Un trio... auvergnat, mais oui, enguitarise le Grand Rond
à l’heure sainte de l’apéro.

Ils nous viennent d’Auvergne, grattant et déclamant la "Première tomme" au lait cru de … biquette, et non pas de vache : Le chemin des chèvres, trio de guitares qui astique les mots comme les cordes. De la chanson française, à l’évidence, mais en disant cela on ne dit pas grand-chose. Eux-mêmes qualifient leur répertoire de "Sweet Humoristic Chanson Déglinguée" – à ressenti d’oreille et pour donner une idée de la chose, il y a quelque Sanseverino là-dedans : un mélange de guitares jazzmanouchantes et de textes touchàtouts que de minuscules thèmes n’effraient pas, que les sourires et rythmes soutiennent avec vigueur.

Hymnes du Cantal et autres fromages
Pas de panique : nul départementalisme, ou alors juste d’autodérision. Clichés auvergnats obligent, il y aura bien quelques révérences aux goulées d’alcool – on remarquera d’ailleurs que l’un des micros fait aussi office de porte-verre, il faut savoir s’organiser dans la vie. "J’ai trois amours sur l’étagère,/ L’Avèze, la Suze et la Salers" entonne le trio, mi-figue mi-raisin. Ce ne sera pas un "Du rhum des femmes" de comptoir, mais un féroce "Bière, femmes et football-club" où l’on célèbre le français ras-de-souche ("J’ai tout du beauf, j’aime le pastaga et le cul d’la Monique").
De la chanson qui tache, mais pas de panique non plus car ces messieurs ont plus d’une corde à leur délire. Ils ne vont certes pas s’empêcher de conter de sombres histoires de combustions spontanées, de "fire-prout mal engagé" et autres pétomaneries. Mais le plaisir général est sans conteste celui du thème gratuit et dérisoire, à l’exemple du suicide d’un "petit ouistiti dégoûté d’la vie", de la moustache d’un gentleman ou encore d’un post-it rose placardé sur le frigidaire en guise d’adieu – une douce-amère "partie agiter d’autres draps".

Le chemin des chèvres


"Les personnes épileptiques sont priées de bien vouloir sortir"
Grande gueule, allumé et timide, disions-nous. Configuration linéaire : à gauche et à droite, ça gratte des accords en chantant, en s’encourageant à coups de grimaces, de remarques au public et de parenthèses improvisées.
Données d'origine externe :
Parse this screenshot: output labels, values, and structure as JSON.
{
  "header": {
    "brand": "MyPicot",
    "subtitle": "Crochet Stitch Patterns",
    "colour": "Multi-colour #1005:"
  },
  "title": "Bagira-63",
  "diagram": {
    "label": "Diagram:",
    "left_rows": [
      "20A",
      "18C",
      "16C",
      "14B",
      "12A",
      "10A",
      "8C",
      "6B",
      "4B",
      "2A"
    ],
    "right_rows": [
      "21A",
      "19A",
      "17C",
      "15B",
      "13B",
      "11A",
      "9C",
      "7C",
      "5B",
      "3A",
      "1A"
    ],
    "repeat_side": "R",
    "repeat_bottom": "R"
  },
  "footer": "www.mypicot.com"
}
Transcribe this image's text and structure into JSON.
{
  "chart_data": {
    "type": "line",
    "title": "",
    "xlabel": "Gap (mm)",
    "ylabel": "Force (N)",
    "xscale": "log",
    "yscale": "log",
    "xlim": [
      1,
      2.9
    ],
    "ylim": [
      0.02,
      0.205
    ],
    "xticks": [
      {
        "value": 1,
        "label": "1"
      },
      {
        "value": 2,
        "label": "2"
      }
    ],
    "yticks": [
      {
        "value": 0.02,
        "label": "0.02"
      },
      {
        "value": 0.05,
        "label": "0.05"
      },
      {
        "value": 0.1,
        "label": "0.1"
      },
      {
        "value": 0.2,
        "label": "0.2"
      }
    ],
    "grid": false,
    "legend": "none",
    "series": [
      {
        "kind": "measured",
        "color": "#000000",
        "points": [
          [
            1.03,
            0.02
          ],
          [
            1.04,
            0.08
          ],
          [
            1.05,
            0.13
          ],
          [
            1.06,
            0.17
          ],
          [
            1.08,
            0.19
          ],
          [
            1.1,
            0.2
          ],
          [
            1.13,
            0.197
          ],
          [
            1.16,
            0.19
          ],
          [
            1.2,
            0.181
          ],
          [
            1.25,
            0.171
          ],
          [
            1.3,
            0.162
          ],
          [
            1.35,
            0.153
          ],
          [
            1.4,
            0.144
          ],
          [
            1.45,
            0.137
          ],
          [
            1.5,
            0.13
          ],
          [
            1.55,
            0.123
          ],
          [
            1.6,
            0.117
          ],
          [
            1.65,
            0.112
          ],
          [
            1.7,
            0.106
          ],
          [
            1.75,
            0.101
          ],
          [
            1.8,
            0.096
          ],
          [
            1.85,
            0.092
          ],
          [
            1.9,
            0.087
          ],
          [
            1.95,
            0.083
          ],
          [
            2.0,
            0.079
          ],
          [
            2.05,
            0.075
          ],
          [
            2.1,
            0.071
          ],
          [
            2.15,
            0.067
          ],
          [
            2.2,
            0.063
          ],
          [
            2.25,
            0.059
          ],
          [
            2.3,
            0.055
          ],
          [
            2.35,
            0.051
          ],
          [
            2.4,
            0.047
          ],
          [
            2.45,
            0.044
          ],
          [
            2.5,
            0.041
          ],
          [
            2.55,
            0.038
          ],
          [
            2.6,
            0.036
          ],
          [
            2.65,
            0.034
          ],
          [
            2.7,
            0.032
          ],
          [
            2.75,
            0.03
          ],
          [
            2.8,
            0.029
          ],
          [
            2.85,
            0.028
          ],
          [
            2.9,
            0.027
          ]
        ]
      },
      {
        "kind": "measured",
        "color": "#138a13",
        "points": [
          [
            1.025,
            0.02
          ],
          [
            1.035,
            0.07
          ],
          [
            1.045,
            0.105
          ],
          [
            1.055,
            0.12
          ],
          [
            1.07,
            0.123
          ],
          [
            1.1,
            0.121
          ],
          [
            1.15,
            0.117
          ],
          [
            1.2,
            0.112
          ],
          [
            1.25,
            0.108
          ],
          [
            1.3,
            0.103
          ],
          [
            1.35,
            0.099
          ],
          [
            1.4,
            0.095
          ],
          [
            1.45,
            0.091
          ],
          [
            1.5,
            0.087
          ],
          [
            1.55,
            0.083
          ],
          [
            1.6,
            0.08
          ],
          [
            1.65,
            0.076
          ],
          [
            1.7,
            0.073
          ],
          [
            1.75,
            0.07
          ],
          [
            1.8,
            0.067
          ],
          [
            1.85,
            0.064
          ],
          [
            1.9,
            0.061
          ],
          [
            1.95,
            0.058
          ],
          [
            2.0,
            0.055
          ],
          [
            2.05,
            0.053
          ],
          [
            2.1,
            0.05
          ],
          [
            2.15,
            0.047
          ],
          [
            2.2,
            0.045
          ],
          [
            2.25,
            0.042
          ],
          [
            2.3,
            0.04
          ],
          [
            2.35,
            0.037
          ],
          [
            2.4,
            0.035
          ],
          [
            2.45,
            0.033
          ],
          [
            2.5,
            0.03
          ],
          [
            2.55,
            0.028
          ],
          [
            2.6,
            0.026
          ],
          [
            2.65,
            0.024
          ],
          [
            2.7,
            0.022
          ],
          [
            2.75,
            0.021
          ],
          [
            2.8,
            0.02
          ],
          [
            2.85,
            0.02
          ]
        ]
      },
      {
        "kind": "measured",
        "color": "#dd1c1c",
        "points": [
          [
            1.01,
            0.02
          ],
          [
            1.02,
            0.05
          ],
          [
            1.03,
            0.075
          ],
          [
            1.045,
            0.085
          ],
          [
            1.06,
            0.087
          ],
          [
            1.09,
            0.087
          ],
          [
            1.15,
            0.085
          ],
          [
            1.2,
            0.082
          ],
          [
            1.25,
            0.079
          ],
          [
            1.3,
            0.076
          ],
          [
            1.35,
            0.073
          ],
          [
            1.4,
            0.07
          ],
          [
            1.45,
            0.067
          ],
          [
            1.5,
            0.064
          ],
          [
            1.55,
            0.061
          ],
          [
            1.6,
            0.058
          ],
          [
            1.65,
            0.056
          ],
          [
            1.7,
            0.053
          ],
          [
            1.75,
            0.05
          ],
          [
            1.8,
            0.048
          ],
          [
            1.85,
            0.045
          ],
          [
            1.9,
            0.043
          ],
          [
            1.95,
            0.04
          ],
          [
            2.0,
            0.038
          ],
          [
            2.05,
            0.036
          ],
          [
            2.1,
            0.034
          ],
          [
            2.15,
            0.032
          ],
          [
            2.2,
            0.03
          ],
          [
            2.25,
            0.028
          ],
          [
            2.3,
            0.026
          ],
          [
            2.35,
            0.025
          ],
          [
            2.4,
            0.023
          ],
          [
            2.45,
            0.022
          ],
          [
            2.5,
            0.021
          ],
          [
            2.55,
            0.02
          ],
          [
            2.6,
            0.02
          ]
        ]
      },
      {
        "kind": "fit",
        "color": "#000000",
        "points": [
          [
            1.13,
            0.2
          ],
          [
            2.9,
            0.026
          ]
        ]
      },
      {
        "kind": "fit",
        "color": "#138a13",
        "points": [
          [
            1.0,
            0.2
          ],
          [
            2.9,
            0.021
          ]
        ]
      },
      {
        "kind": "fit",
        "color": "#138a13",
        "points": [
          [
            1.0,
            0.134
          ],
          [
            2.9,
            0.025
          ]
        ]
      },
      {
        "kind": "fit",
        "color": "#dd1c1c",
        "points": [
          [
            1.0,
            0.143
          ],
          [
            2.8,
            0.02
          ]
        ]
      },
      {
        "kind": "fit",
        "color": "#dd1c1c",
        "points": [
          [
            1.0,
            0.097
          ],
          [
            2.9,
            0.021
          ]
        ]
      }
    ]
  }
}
Au milieu, ce n’est pas timide pour rien : ça se concentre sur la guitare électrique et sous un béret ça concocte des solos avec le plus grand sérieux. Tous trois chantent, en canon ou gospel s’il le faut, mais le meneur de mots reste sans conteste la grande gueule attitrée du trio – sympathique annonciateur des bêtises à venir.
On l’aura compris, ces trois gaillards ne sont pas venus refaire le monde mais badiner sans complexe ni mesure : porte ouverte au délire, quitte à bloquer sur le mi, à sortir les lunettes de soleil pour la "version hard-discount d’une chanson qu’Eddie Mitchell n’a jamais écrite", à nous décrire le syndrome de Philippe Bouvard...
En bref : la grande gueule l’ouvre sans complexe, l’allumé suit et le timide cale ses solos avec art dans ce barouf de diables. Equilibre musical et humain : ça tient la barre et l’humeur. II

Manon Ona

Le chemin des chèvres
Trois Auvergnats sans le vent. (Photos Mona / Le Clou dans la Planche)













Chanson
Le chemin des chèvres
Avec John Po (guitare), Bernie (guitare)
et Esox Lucius (guitare aussi).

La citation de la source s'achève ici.